A viewer today might be tempted to dismiss this old-school Hollywood Prestigious Literary Adaptation; just the sight of Caucasian leads Paul Muni and German-born Luise Rainer playing Chinese peasants is embarrassing. To me, even more discomfiting than having palefaces play Chinese people are the mannerisms Paul Muni uses to play a “simple” peasant. But once you get past those dated, cringe-inducing aspects what’s most interesting about the movie is what a product of the 1930s it is, and how far removed that ethos seems today.
Is the Pearl S. Buck novel still a fixture of junior high school reading lists? The story, of course, is about Chinese farmers who are literally dirt poor struggling to survive. But the Great Depression is the subtext — none too subtle, but who cares — underlying the movie’s humanism. A mass audience watching these images in the ‘30s would have felt a bone-deep identification with Wang and O-lan’s struggles.

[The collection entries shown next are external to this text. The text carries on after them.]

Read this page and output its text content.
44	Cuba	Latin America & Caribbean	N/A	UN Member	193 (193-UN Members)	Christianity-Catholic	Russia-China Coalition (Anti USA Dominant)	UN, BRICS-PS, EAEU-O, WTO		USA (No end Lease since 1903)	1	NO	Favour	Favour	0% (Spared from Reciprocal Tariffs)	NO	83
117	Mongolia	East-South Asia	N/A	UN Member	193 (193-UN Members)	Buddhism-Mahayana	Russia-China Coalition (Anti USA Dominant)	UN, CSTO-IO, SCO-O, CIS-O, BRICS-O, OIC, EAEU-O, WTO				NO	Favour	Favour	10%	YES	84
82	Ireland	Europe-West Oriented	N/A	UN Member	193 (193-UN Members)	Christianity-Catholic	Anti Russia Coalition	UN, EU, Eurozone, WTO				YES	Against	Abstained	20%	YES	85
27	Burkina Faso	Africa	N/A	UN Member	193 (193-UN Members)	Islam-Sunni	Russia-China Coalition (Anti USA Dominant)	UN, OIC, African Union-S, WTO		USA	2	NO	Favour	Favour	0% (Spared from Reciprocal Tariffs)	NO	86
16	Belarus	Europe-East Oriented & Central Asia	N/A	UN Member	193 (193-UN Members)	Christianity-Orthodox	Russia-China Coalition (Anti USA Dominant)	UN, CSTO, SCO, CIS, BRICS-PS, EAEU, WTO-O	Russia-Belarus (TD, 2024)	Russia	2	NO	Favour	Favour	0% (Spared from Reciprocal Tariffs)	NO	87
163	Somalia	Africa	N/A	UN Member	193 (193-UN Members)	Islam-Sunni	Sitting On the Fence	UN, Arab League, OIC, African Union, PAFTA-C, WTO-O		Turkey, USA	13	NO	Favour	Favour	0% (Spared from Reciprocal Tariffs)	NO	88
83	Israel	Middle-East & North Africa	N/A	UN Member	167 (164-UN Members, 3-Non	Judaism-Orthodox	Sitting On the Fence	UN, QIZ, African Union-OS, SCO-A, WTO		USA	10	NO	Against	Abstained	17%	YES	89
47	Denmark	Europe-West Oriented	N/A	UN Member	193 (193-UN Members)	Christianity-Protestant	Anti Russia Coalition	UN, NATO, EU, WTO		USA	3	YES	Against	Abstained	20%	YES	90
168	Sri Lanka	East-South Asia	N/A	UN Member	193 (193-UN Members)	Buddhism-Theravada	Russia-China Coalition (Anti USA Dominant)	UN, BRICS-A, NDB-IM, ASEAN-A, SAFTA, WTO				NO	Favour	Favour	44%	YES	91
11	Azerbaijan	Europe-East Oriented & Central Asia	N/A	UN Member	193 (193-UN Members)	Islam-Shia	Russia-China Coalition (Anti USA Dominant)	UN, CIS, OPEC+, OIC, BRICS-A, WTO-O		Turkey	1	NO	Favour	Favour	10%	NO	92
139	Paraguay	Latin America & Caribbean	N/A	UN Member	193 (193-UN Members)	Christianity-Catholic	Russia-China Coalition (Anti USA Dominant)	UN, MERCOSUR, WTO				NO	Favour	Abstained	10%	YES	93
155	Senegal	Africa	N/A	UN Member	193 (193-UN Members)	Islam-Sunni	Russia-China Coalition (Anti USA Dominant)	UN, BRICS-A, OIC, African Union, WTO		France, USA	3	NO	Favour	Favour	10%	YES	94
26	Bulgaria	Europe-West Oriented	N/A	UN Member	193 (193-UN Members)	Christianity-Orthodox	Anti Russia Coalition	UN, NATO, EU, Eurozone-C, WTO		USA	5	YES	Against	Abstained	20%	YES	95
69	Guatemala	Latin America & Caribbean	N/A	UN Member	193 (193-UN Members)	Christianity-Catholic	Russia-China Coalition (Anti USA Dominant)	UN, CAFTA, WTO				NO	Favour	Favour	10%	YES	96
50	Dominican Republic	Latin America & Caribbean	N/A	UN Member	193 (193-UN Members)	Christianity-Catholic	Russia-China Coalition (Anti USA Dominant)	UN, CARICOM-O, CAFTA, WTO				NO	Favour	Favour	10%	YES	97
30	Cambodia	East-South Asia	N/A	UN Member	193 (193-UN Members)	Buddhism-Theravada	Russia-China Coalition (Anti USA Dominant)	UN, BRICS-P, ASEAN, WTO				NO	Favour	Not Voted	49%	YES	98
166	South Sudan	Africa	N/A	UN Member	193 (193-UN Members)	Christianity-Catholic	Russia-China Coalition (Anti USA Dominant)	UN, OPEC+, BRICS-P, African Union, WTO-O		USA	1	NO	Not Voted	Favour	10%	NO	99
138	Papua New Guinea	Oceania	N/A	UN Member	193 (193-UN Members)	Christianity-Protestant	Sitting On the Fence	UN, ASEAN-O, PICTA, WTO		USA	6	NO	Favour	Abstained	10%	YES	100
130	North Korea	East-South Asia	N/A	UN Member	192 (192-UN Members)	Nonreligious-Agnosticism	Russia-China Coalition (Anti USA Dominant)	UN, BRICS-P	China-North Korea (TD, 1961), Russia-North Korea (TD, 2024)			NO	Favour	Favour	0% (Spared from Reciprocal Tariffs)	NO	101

The story views wealth not just with suspicion but as actively corrupting — Wang Lung (Muni) betrays his family and all of his old ideals once he attains riches and status. But this isn’t Social Realist propaganda: Wang and his wife O-lan (Rainer) aren’t heroic ideals, but rather all too human. Their excruciating poverty leads them to take risks, to steal and even to debate selling their daughter to get by.
Wang and O-lan suffer humiliations and suffer, period, but the movie makes clear this is part of daily existence for people in their position. Life is hard work, all grit, no bellyaching allowed. The peasants’ toil is heroic, their tribulations epic. Survival consists of everyone pitching in, not just the whole family but the whole village, with even the bitterest conflicts set aside when everyone has to join together to ward off a swarm of locust. The climactic battle to stave off the locust is rousing, and still comes across as tour de force of special effects today.
The movie’s other arresting sequence — one that holds up, and then some — is the montage showing a riot in an unnamed city in southern China. The montage is credited to Slavko Vorkapich, an editor who specialized in what he called “symphonies of visual movement,” i.e., sequences that would hurtle a story forward in a dizzying flow of images. Vorkapich’s work here is remarkably effective in ramping up the movie’s energy.
In the riot sequence, poor unsuspecting Wang Lung finds himself caught up in a revolution. It’s worth noting, though, that while he’s oppressed by the existing order as much as anyone, he doesn’t agitate against it. There were limits for a Hollywood hero, even in a movie with a marked populist streak.